Preoperative prognostication of 30-day mortality in patients with carotid endarterectomy (CEA) can optimize surgical risk stratification and guide the decision-making process to improve survival. This study aims to develop and validate a set of predictive variables of 30-day mortality following CEA. The patient cohort was identified from the American College of Surgeons National Surgical Quality Improvement Program (2005-2016). We performed logistic regression (enter, stepwise, and forward) and least absolute shrinkage and selection operator (LASSO) method for the selection of variables, which resulted in 28-candidate models. The final model was selected based upon clinical knowledge and numerical results. Statistical analysis included 65,807 patients with 30-day mortality in 0.7% (n = 466) patients.

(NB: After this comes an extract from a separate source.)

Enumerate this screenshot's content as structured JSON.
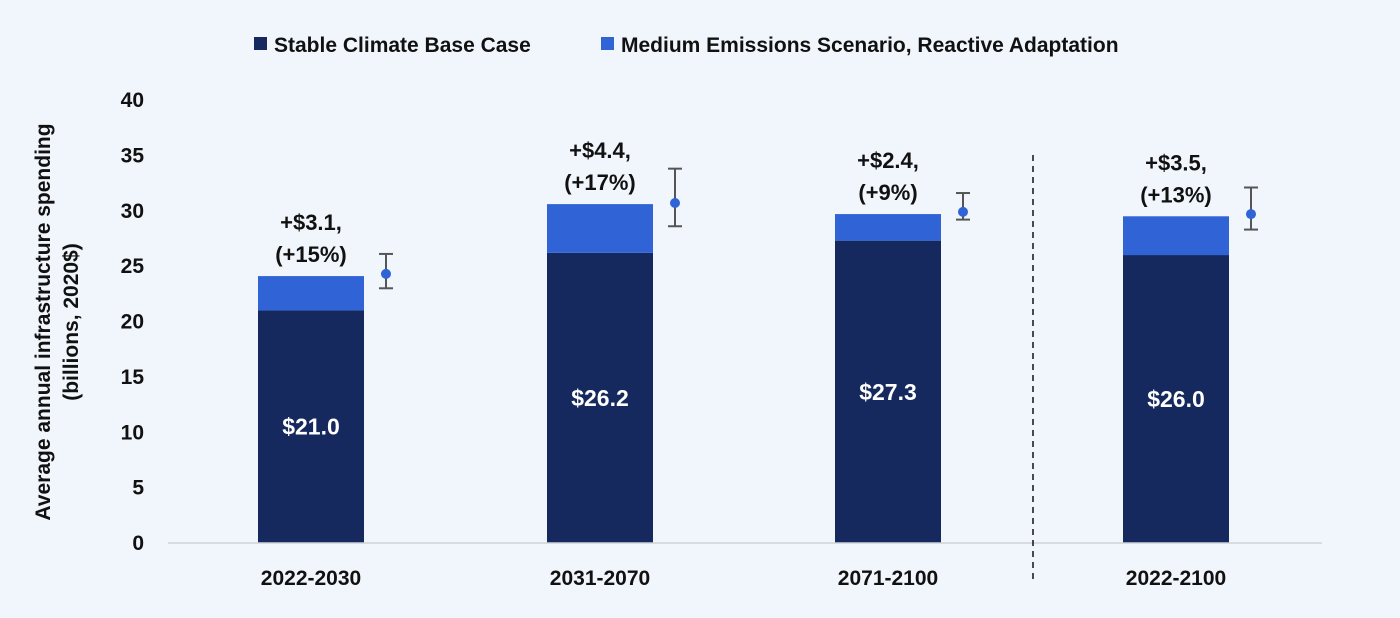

The median age of our cohort was 71.0years (range, 16-89years). The model with 9 predictive factors which included age, body mass index, functional health status, American Society of Anesthesiologist grade, chronic obstructive pulmonary disorder, preoperative serum albumin, preoperative hematocrit, preoperative serum creatinine, and preoperative platelet count-performed best on discrimination, calibration, Brier score, and decision analysis to develop a machine learning algorithm. Logistic regression showed higher AUCs than LASSO across these different models. The predictive probability derived from the best model was converted into an open-accessible scoring system. Machine learning algorithms show promising results for predicting 30-day mortality following CEA. These algorithms can be useful aids for counseling patients, assessing preoperative medical risks, and predicting survival after surgery.